Sin duda, hay algo extraordinario en el balanceo de las manos y el movimiento de los pies, que termina sincronizando y atrapando nuestra mente. De hecho, es difícil correr y seguir autocompadeciéndose o recriminándose. Cuando corremos simplemente alcanzamos un grado diferente de lucidez, logramos concentrarnos en el aquí y ahora, logramosestar plenamente presentes. ¿Por qué?
 

Correr estimula el crecimiento de nuevas neuronas

 
Una buena carrera puede hacer que nos sintamos como nuevos y, de cierta forma, se trata de una sensación que no dista mucho de lo que sucede en realidad. Después de tres décadas de estudio, los neurocientíficos han identificado una relación entre el ejercicio aeróbico y la claridad cognitiva que experimentamos luego.
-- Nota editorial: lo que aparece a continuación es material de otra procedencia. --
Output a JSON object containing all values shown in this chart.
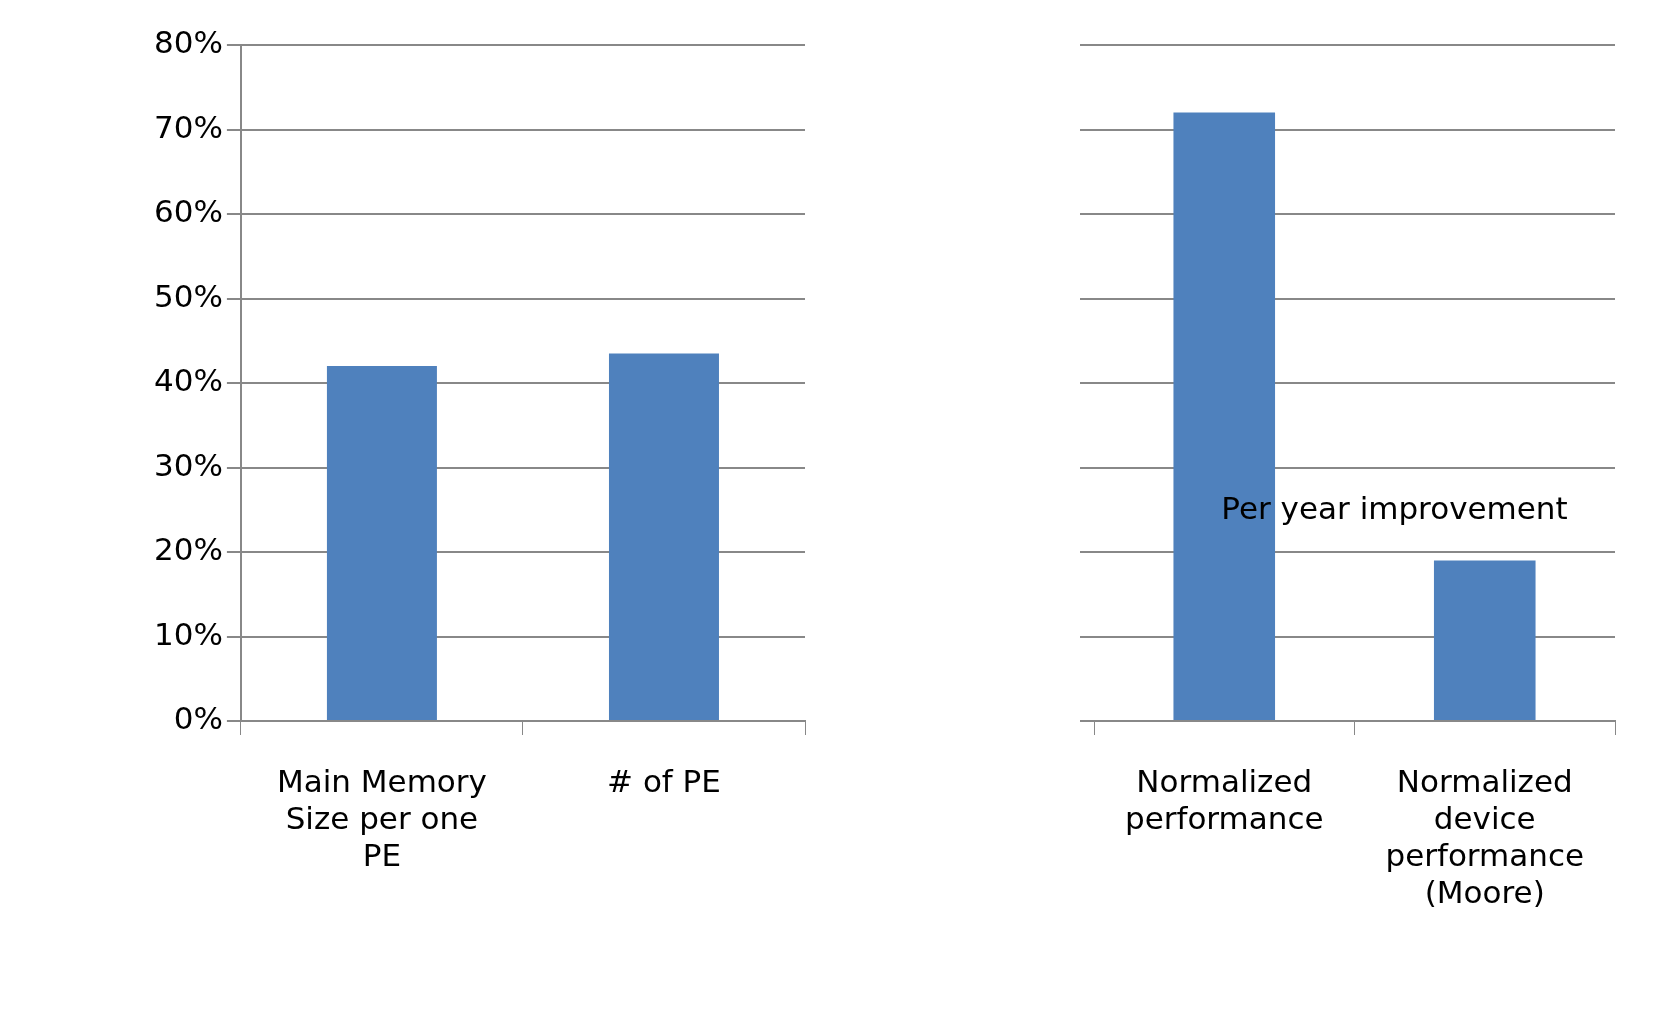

No obstante, el hallazgo más interesante en este sentido se realizó en el campo de la neurogénesis. Hasta hace poco se pensaba que las neuronas del cerebro morían irremediablemente pero más tarde se descubrió que en realidad en el cerebro se producen nuevas neuronas a lo largo de toda la vida. Y la mejor actividad para potenciar el nacimiento de esas neuronas es precisamente el ejercicio aeróbico de intensidad moderada.

Aún más interesante es que muchas de estas neuronas crecen en el hipocampo, una región del cerebro vinculada al aprendizaje y la memoria. Por tanto, esto podría explicar, al menos en parte, por qué correr potencia la memoria. Sin embargo, la clave para aprovechar sus beneficios radica en correr hasta sudar un poco durante una media de 30 a 40 minutos. Solo así podremos estimular el crecimiento de nuevas neuronas.

 

Aumenta el flujo sanguíneo a los lóbulos frontales

 
Correr también es beneficioso en otros sentidos. De hecho, se han registrado cambios en la actividad de los lóbulos frontales, que tienen un papel protagónico en el control de los estados emocionales y la toma de decisiones. Se ha apreciado que cuando las personas realizan actividad física frecuentemente, hasta llegar a convertirse en un hábito, el flujo sanguíneo hasta esta región del cerebro aumenta. Esa podría ser la auténtica razón por la que después de correr podemos pensar con mayor claridad, concentrarnos mejor, encontrar soluciones y tomar mejores decisiones. 
 
De hecho, como estas zonas también intervienen en la regulación emocional, esa podría ser la explicación por la cual podemos controlar mejor nuestras emociones después de haber corrido. Así lo comprobaron psicólogos de la Universidad de Harvard, quienes hicieron que algunas personas corrieran durante 30 minutos y otros realizaran ejercicios de estiramiento, para después ver un drama.
 
Al terminar la película, todos debían indicar cómo se habían sentido. Quince minutos más tarde y media hora luego, volvieron a indicar su estado de ánimo. Asombrosamente, quienes habían corrido se recuperaron más rápido del golpe emocional inflingido por la película.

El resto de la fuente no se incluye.